After a weekend of intense speculation, the day baseball fans have feared is here. Major League Baseball commissioner Rob Manfred announced on Tuesday that he is canceling the first two series of the MLB regular season after owners and players couldn't come to an agreement on a new collective bargaining agreement to end a league-imposed lockout. For the first time since 1995, MLB regular-season games will be canceled because of a work stoppage.

But what does that mean for the Red Sox and for baseball as a whole? Here's five things to know about the lockout and what happens next.

Money is at the heart of the disagreement...

The lockout, which started on December 2, came after the last union contract expired. Owners and players couldn't come to terms on a new one, leading the owners to lock out their players.

The previous CBA was very beneficial to the owners financially, and this time around they were looking to add in an even larger playoff field, which would rake in even more money for them.

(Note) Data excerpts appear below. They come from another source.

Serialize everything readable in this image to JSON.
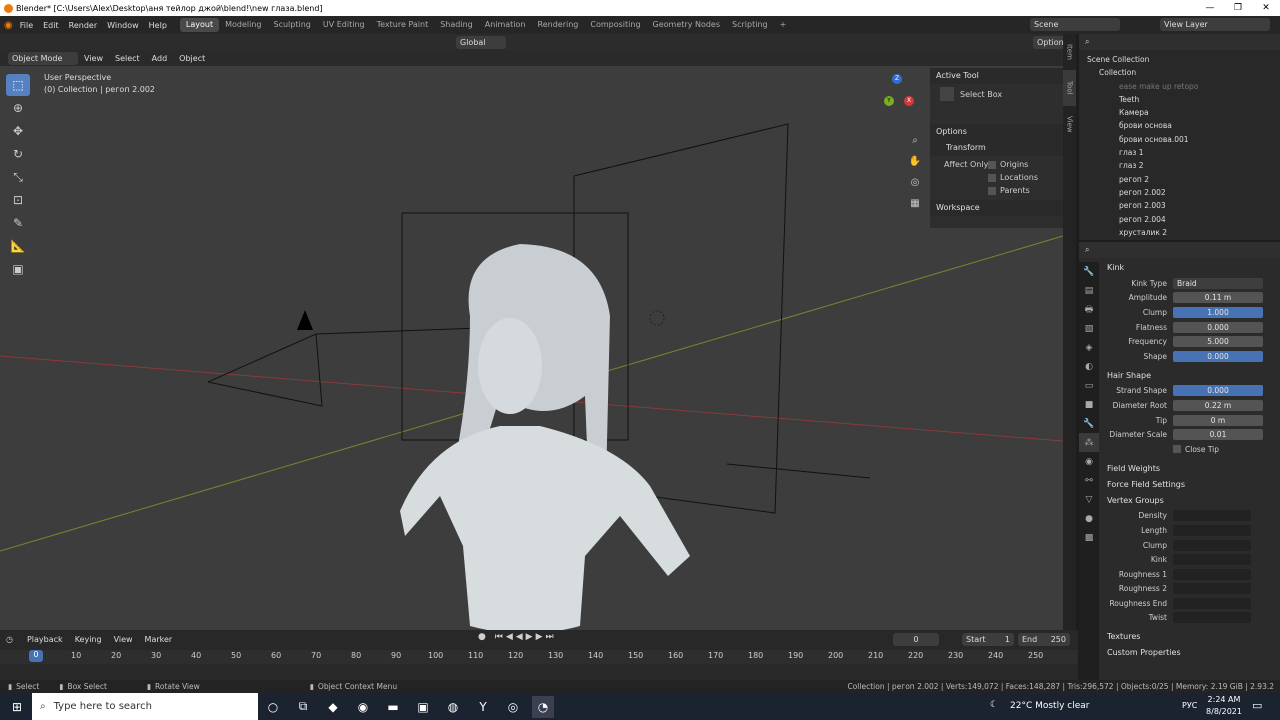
{
  "window": {
    "title": "Blender* [C:\\Users\\Alex\\Desktop\\аня тейлор джой\\blend!\\new глаза.blend]",
    "minimize": "—",
    "maximize": "❐",
    "close": "✕"
  },
  "menus": [
    "File",
    "Edit",
    "Render",
    "Window",
    "Help"
  ],
  "workspace_tabs": [
    "Layout",
    "Modeling",
    "Sculpting",
    "UV Editing",
    "Texture Paint",
    "Shading",
    "Animation",
    "Rendering",
    "Compositing",
    "Geometry Nodes",
    "Scripting"
  ],
  "workspace_add": "+",
  "scene": {
    "label": "Scene",
    "view_layer": "View Layer"
  },
  "header_tools": {
    "transform": "Global",
    "options": "Options"
  },
  "viewport": {
    "mode": "Object Mode",
    "menus": [
      "View",
      "Select",
      "Add",
      "Object"
    ],
    "perspective": "User Perspective",
    "collection": "(0) Collection | регоп 2.002",
    "axes": {
      "x": "X",
      "y": "Y",
      "z": "Z"
    }
  },
  "npanel": {
    "active_tool": "Active Tool",
    "select_box": "Select Box",
    "options": "Options",
    "transform": "Transform",
    "affect_only": "Affect Only",
    "origins": "Origins",
    "locations": "Locations",
    "parents": "Parents",
    "workspace": "Workspace",
    "tabs": [
      "Item",
      "Tool",
      "View"
    ]
  },
  "outliner": {
    "scene_collection": "Scene Collection",
    "collection": "Collection",
    "items": [
      "ease make up retopo",
      "Teeth",
      "Камера",
      "брови основа",
      "брови основа.001",
      "глаз 1",
      "глаз 2",
      "регоп 2",
      "регоп 2.002",
      "регоп 2.003",
      "регоп 2.004",
      "хрусталик 2"
    ]
  },
  "properties": {
    "kink_section": "Kink",
    "kink_type_label": "Kink Type",
    "kink_type": "Braid",
    "kink_rows": [
      {
        "label": "Amplitude",
        "value": "0.11 m",
        "highlight": false
      },
      {
        "label": "Clump",
        "value": "1.000",
        "highlight": true
      },
      {
        "label": "Flatness",
        "value": "0.000",
        "highlight": false
      },
      {
        "label": "Frequency",
        "value": "5.000",
        "highlight": false
      },
      {
        "label": "Shape",
        "value": "0.000",
        "highlight": true
      }
    ],
    "hair_shape_section": "Hair Shape",
    "hair_rows": [
      {
        "label": "Strand Shape",
        "value": "0.000",
        "highlight": true
      },
      {
        "label": "Diameter Root",
        "value": "0.22 m",
        "highlight": false
      },
      {
        "label": "Tip",
        "value": "0 m",
        "highlight": false
      },
      {
        "label": "Diameter Scale",
        "value": "0.01",
        "highlight": false
      }
    ],
    "close_tip": "Close Tip",
    "field_weights": "Field Weights",
    "force_field": "Force Field Settings",
    "vertex_groups": "Vertex Groups",
    "vg_rows": [
      "Density",
      "Length",
      "Clump",
      "Kink",
      "Roughness 1",
      "Roughness 2",
      "Roughness End",
      "Twist"
    ],
    "textures": "Textures",
    "custom_props": "Custom Properties"
  },
  "timeline": {
    "menus": [
      "Playback",
      "Keying",
      "View",
      "Marker"
    ],
    "current": "0",
    "start_label": "Start",
    "start": "1",
    "end_label": "End",
    "end": "250",
    "ticks": [
      "0",
      "10",
      "20",
      "30",
      "40",
      "50",
      "60",
      "70",
      "80",
      "90",
      "100",
      "110",
      "120",
      "130",
      "140",
      "150",
      "160",
      "170",
      "180",
      "190",
      "200",
      "210",
      "220",
      "230",
      "240",
      "250"
    ]
  },
  "statusbar": {
    "select": "Select",
    "box_select": "Box Select",
    "rotate_view": "Rotate View",
    "context_menu": "Object Context Menu",
    "info": "Collection | регоп 2.002 | Verts:149,072 | Faces:148,287 | Tris:296,572 | Objects:0/25 | Memory: 2.19 GiB | 2.93.2"
  },
  "taskbar": {
    "search": "Type here to search",
    "weather": "22°C  Mostly clear",
    "lang": "РУС",
    "time": "2:24 AM",
    "date": "8/8/2021"
  }
}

For players, they were concerned about everything from a bigger slice of MLB revenue to reforms of the free-agency system to increased pay for younger players. But after more than two months of a lockout, the two sides couldn't compromise, and MLB’s Opening Day of March 31 is already a distant memory.

...but the owners have less to lose than the players, at least in the short term

While it's easy to paint the fight as "millionaires vs. billionaires," it isn't necessarily that simple. The average MLB career lasts only a little over two and a half years. And that's something owners are counting on.

Victor Matheson, a sports economist at the College of the Holy Cross, told GBH News that the owners have a lot more time to play with than players.

"A six-year career is pretty long for a Major League Baseball player, and if you lose a year of that, that's a huge chunk of your entire lifetime earnings," he said. "So [the owners are] basically banking on the fact that they have deeper pockets, they can sit this out longer and the clock isn't ticking on them as much as it is the players.

"That being said, the owners really start losing money pretty quick here," he continued. "And they start losing money — especially if you were to lose a World Series, for example, you know an entire year. That's a lot of revenue loss, that's $10 billion. And even among a group of 30 billionaires, a billion here and a billion there starts to add up."

The Red Sox's first two home series are wiped off the books

The cancellation of the first two regular season series of the MLB season means the Red Sox's Home Opener against the Tampa Bay Rays on the 31st is off the books — plus their follow-up series against the Baltimore Orioles, which also would have been at Fenway Park.

As of right now, the earliest game on Boston's calendar is an April 7 matchup on the road against the New York Yankees and their earliest home game would be April 15 against the Minnesota Twins. But at the rate negotiations have gone, it's anyone's guess if that schedule will stick.

What happens next?

MLB commissioner Rob Manfred said in a statement to reporters Tuesday that owners "want to bargain and we want an agreement with the Players Association as quickly as possible." He said the earliest an agreement can come now is Thursday.

But the statement from the players' union following Tuesday's announcement makes it clear there's still a large divide between the two sides.

"What Rob Manfred characterized as a 'defensive lockout' is, in fact, the culmination of a decades-long attempt by owners to break our player fraternity," the statement said. "As in the past, this effort will fail. We are united and committed to negotiating a fair deal that will improve the sport for players, fans and everyone who loves our game."

What's at stake?

A whole lot. MLB has already been through two straight seasons where COVID-19 bit into revenues as fans faced exclusion or restrictions from ballparks around the country. And now, with the potential for a lengthy lockout, it could be the sport's third straight year with a major disruption.

For baseball, the very hearts of the fans may be at stake.

"The really big gamble that the owners are playing here is that we can miss, essentially, an entire season in 2020 thanks to COVID...we can have a pretty disrupted season in 2021 and then miss a bunch of games in 2022 and have people actually keep caring about the sport," Matheson said. "I don't think baseball's worried about fans being angry at Major League Baseball, I think what they should worried about is just fans just becoming disinterested in Major League Baseball."